Выбрать главу

Евдокима трясло крупной дрожью. От мелькания голой Анисьи, от грузного топота архистратига, от людских испарений и дурманящего курения кадильницы, от всей этой мерзости, казалось, он вот-вот сомлеет, как гимназисточка. В груди стало пусто. Жадно дыша, он прошептал твердо и раздельно: «Убью!». И сжал до хруста кулаки. Наплывшая пелена тут же пропала. Он словно прозрел и увидел все другими глазами. Тело Анисьи, минуту назад еще захватывавшее дух невиданной гармонией, выглядело серо-зеленым трупом. Богиня на глазах превращалась в прах, покрывалась плесенью. Тоска сдавила сердце Евдокима, по спине сыпью прошел холодок омерзения. «Бежать. Бежать скорей из этого капища!».

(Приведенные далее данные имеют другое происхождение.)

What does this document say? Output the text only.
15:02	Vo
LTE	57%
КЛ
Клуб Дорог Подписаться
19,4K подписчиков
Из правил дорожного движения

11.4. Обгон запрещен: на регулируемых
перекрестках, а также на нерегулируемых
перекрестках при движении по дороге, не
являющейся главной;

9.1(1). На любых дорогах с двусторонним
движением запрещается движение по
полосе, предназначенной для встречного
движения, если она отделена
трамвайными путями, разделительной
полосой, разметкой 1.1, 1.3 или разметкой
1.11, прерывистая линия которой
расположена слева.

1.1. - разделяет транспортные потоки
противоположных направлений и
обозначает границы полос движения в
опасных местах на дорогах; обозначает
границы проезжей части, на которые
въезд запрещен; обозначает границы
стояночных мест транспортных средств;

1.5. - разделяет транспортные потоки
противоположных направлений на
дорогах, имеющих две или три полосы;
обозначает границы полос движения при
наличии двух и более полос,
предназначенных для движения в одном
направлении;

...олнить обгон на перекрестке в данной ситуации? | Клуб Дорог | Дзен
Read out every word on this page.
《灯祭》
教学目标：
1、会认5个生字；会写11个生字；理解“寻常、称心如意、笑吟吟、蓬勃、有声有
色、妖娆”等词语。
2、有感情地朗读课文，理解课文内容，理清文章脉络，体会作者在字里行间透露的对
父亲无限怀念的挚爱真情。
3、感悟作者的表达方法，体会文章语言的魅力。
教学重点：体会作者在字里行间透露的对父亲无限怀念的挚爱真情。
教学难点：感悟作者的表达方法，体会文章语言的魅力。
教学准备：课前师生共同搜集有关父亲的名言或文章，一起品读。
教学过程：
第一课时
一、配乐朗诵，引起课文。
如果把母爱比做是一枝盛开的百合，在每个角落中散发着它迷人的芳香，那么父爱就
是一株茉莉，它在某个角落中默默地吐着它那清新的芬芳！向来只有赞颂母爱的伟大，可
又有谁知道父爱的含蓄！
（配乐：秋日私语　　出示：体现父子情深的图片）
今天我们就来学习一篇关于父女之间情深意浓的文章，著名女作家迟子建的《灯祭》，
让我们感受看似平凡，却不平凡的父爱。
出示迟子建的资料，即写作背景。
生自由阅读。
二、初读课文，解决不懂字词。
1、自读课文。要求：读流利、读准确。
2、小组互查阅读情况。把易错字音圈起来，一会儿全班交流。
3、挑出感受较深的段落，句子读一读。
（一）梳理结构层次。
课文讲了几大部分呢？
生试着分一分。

Задыхаясь от злобы, он схватил за шиворот дрыгавшихся возле него в конвульсиях «избранников» и швырнул в стороны. Вскочил в «рай», вырвал из руки архистратига тяжелое кадило, размахнулся и с силой ударил его по голове. Тот пронесся по инерции еще шага три и без звука рухнул на пол, раскинув голые, в курчавой шерсти, ноги борца.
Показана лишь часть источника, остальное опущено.